Hükümetin PKK'ya nasıl teslim olduğunun ve bu durumun ülkeyi ne hale getirdiğinin çok acı ve çok çarpıcı sonuçları ortalığa saçılıyor. Başta başbakan olmak üzere AKP sözcülerinin açıklamaları çaresizliğin ve teslimiyetin itirafı olmaktan ileri gidemiyor. Milletten aldıkları yetkiyi PKK'ya teslim ettiler. Şimdi yapılan tehditler karşısında çaresizce yalvarıyor ve yeniden kan siyasetine sarılıyorlar.
MASADA NELER VAR?
         Ankara'da kurulan şeref masalarında görüşülenler zaten, ülkenin ne hale getirildiğinin ispatıdır. "Çözüm" denilen şeyin ne olduğunu defalarca sorduk. Birkaç kişi dışında hiç kimse hala bilmiyor.Ancak, şeref masasının diğer tarafında oturan PKK'nın yayın organları, bebek katilinin ellerine hangi taslağı verdiğini ve çözüm denilen ihanetin ne olduğunu net biçimde ortaya koydu.

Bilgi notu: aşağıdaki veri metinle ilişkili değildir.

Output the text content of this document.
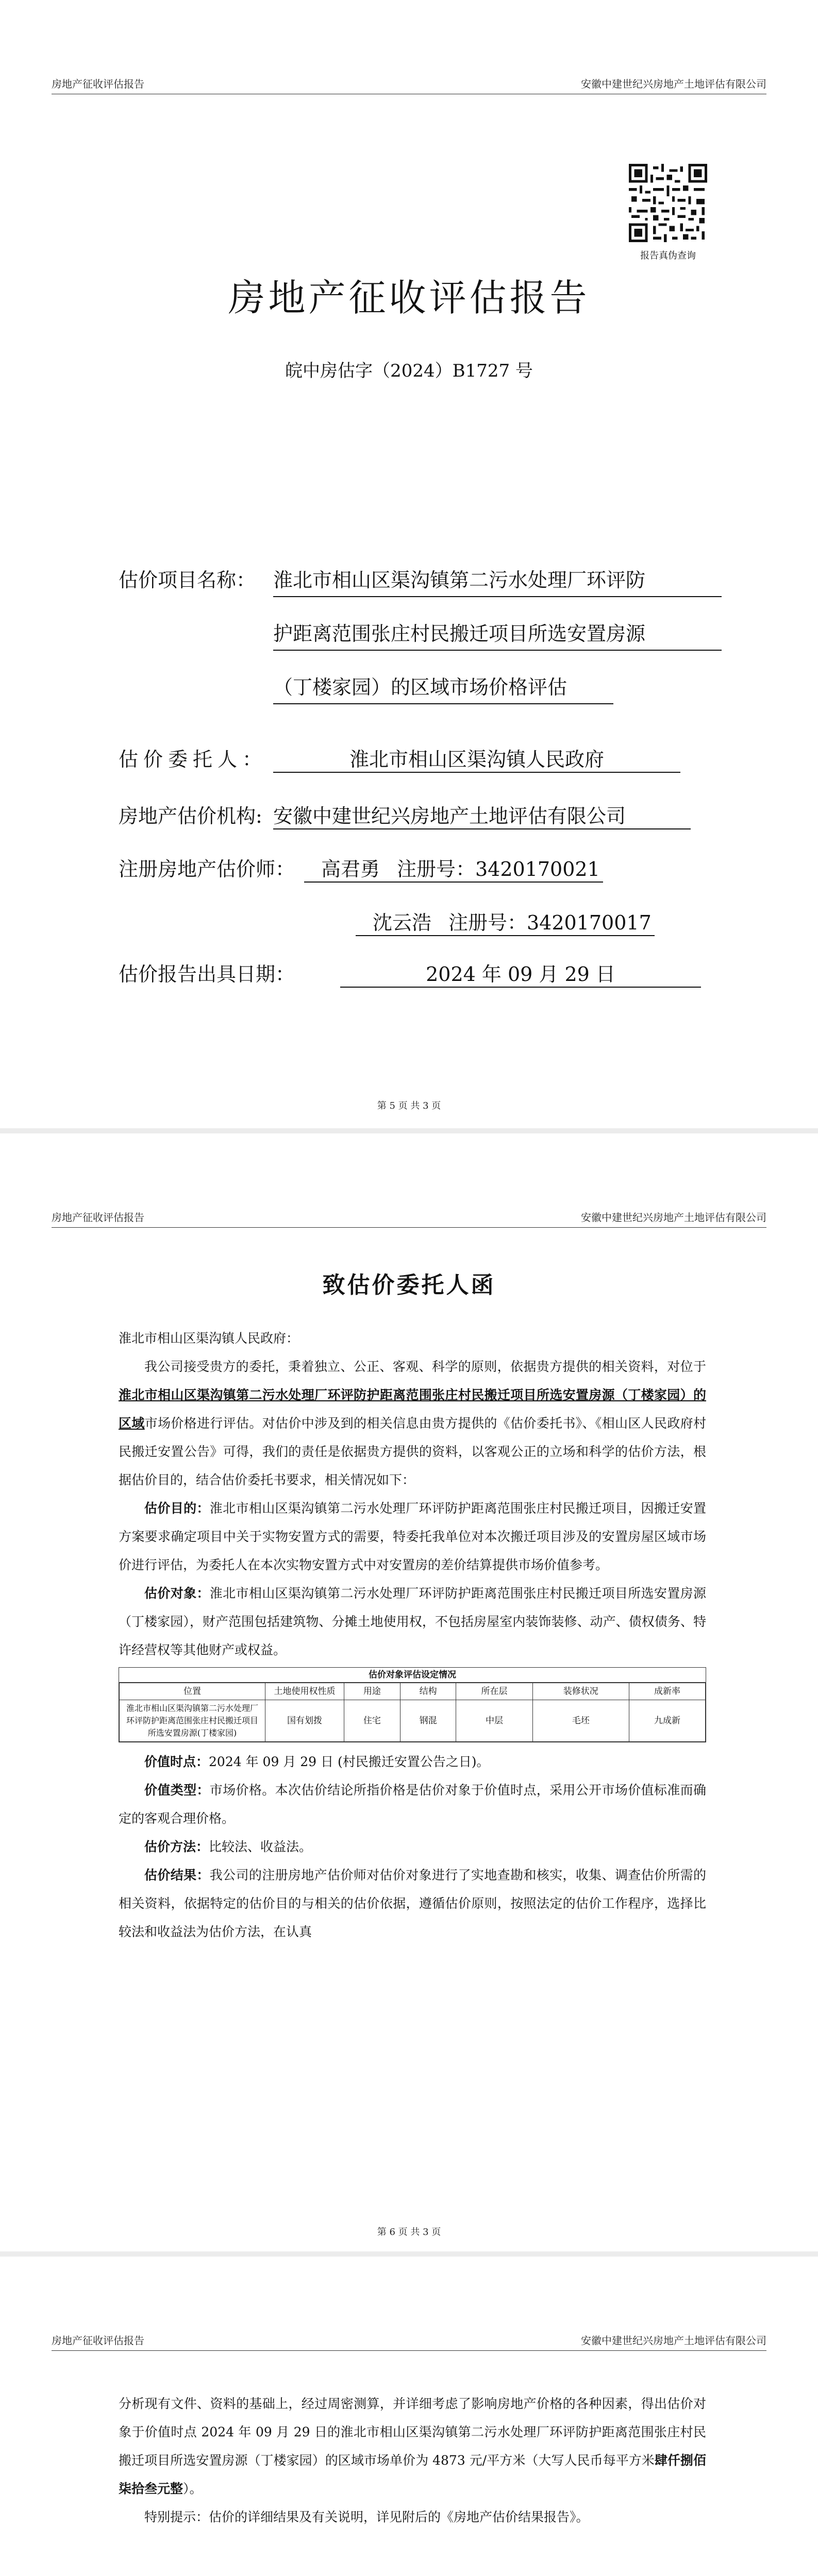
房地产征收评估报告	安徽中建世纪兴房地产土地评估有限公司
报告真伪查询
房地产征收评估报告
皖中房估字（2024）B1727 号
估价项目名称： 淮北市相山区渠沟镇第二污水处理厂环评防
护距离范围张庄村民搬迁项目所选安置房源
（丁楼家园）的区域市场价格评估
估价委托人：	淮北市相山区渠沟镇人民政府
房地产估价机构: 安徽中建世纪兴房地产土地评估有限公司
注册房地产估价师：	高君勇 注册号：3420170021
沈云浩 注册号：3420170017
估价报告出具日期：	2024 年 09 月 29 日
第 5 页 共 3 页
房地产征收评估报告	安徽中建世纪兴房地产土地评估有限公司
致估价委托人函

淮北市相山区渠沟镇人民政府：

我公司接受贵方的委托，秉着独立、公正、客观、科学的原则，依据贵方提供的相关资料，对位于淮北市相山区渠沟镇第二污水处理厂环评防护距离范围张庄村民搬迁项目所选安置房源（丁楼家园）的区域市场价格进行评估。对估价中涉及到的相关信息由贵方提供的《估价委托书》、《相山区人民政府村民搬迁安置公告》可得，我们的责任是依据贵方提供的资料，以客观公正的立场和科学的估价方法，根据估价目的，结合估价委托书要求，相关情况如下：

估价目的：淮北市相山区渠沟镇第二污水处理厂环评防护距离范围张庄村民搬迁项目，因搬迁安置方案要求确定项目中关于实物安置方式的需要，特委托我单位对本次搬迁项目涉及的安置房屋区域市场价进行评估，为委托人在本次实物安置方式中对安置房的差价结算提供市场价值参考。

估价对象：淮北市相山区渠沟镇第二污水处理厂环评防护距离范围张庄村民搬迁项目所选安置房源（丁楼家园），财产范围包括建筑物、分摊土地使用权，不包括房屋室内装饰装修、动产、债权债务、特许经营权等其他财产或权益。

估价对象评估设定情况
位置	土地使用权性质	用途	结构	所在层	装修状况	成新率
淮北市相山区渠沟镇第二污水处理厂环评防护距离范围张庄村民搬迁项目所选安置房源(丁楼家园)	国有划拨	住宅	钢混	中层	毛坯	九成新

价值时点：2024 年 09 月 29 日 (村民搬迁安置公告之日)。

价值类型：市场价格。本次估价结论所指价格是估价对象于价值时点，采用公开市场价值标准而确定的客观合理价格。

估价方法：比较法、收益法。

估价结果：我公司的注册房地产估价师对估价对象进行了实地查勘和核实，收集、调查估价所需的相关资料，依据特定的估价目的与相关的估价依据，遵循估价原则，按照法定的估价工作程序，选择比较法和收益法为估价方法，在认真

第 6 页 共 3 页
房地产征收评估报告	安徽中建世纪兴房地产土地评估有限公司

分析现有文件、资料的基础上，经过周密测算，并详细考虑了影响房地产价格的各种因素，得出估价对象于价值时点 2024 年 09 月 29 日的淮北市相山区渠沟镇第二污水处理厂环评防护距离范围张庄村民搬迁项目所选安置房源（丁楼家园）的区域市场单价为 4873 元/平方米（大写人民币每平方米肆仟捌佰柒拾叁元整）。

特别提示：估价的详细结果及有关说明，详见附后的《房地产估价结果报告》。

AKP şeref masasında bebek katilinin taslağını müzakere ediyor. Bunların ne olduğunu dünkü yazımızda yazmıştık, bir defa daha hatırlatalım; "PKK'nın anayasal ve yasal güvenceye kavuşması, demokratik özerkliğin kabulü, anadilde eğitim ve başta bebek katili olmak üzere bütün tutuklu teröristlerin serbest bırakılması ve siyaset yapmalarına izin verilmesi."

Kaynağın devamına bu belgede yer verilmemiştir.